Authorized on 30 August 1890, the contract for the construction of Amaranth was signed on 10 May 1891. Built by the Cleveland Shipbuilding Company of Cleveland, Ohio, at a cost of $74,993.70, the ship was launched on 18 December 1891, the lighthouse tender was accepted by the United States Lighthouse Service on 14 April 1892 and operated on the Great Lakes from her base at Detroit until the United States entered World War I.

==Service history==
She was originally assigned to duty on Lake Superior and served there until transferred to the operational control of the United States Navy. Transferred to the Navy by the Executive order of 16 April 1917 which placed the Lighthouse Service under the control of the Navy Department, Amaranth was assigned to the 9th Naval District, but continued to serve much as she had done before the war. Following the armistice, she was returned to the jurisdiction of the Department of Commerce with the rest of the Lighthouse Service under an Executive order of 1 July 1919.

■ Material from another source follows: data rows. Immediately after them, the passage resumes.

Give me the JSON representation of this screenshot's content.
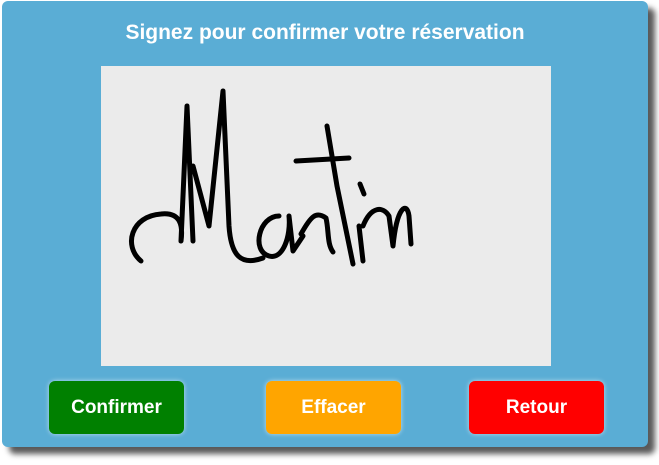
{
  "dialog": {
    "title": "Signez pour confirmer votre réservation"
  },
  "signature_pad": {
    "signature_text": "Martin",
    "background_color": "#ebebeb",
    "ink_color": "#000000"
  },
  "buttons": {
    "confirm": {
      "label": "Confirmer",
      "color": "#008000"
    },
    "clear": {
      "label": "Effacer",
      "color": "#ffa500"
    },
    "back": {
      "label": "Retour",
      "color": "#ff0000"
    }
  },
  "colors": {
    "panel": "#5aadd5",
    "title_text": "#ffffff"
  }
}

On the morning of 23 July 1920, while supplying Passage Island Light Station, Lake Superior, Michigan, the Amaranth struck the rocks under water at the extreme southwesterly point of the island, breaking the shoe and rudder, with the total loss of the latter. Repairs were made by the Port Arthur Shipbuilding Company, Port Arthur, Ontario. She also received new boilers and then returned to service.

In 1939 President Franklin D. Roosevelt merged the Lighthouse Service into the United States Coast Guard which, on 1 November 1941, was ordered to "...operate as a part of the Navy." Now redesignated USCGC Amaranth (WAGL-201), the ship was stationed at Duluth, Minnesota, throughout World War II, and maintained navigational aids on Lake Superior. Following the return of peace, she was decommissioned on 29 September 1945 and sold on 19 October 1946. She served as the privately owned freighter South Wind until being laid up in 1954.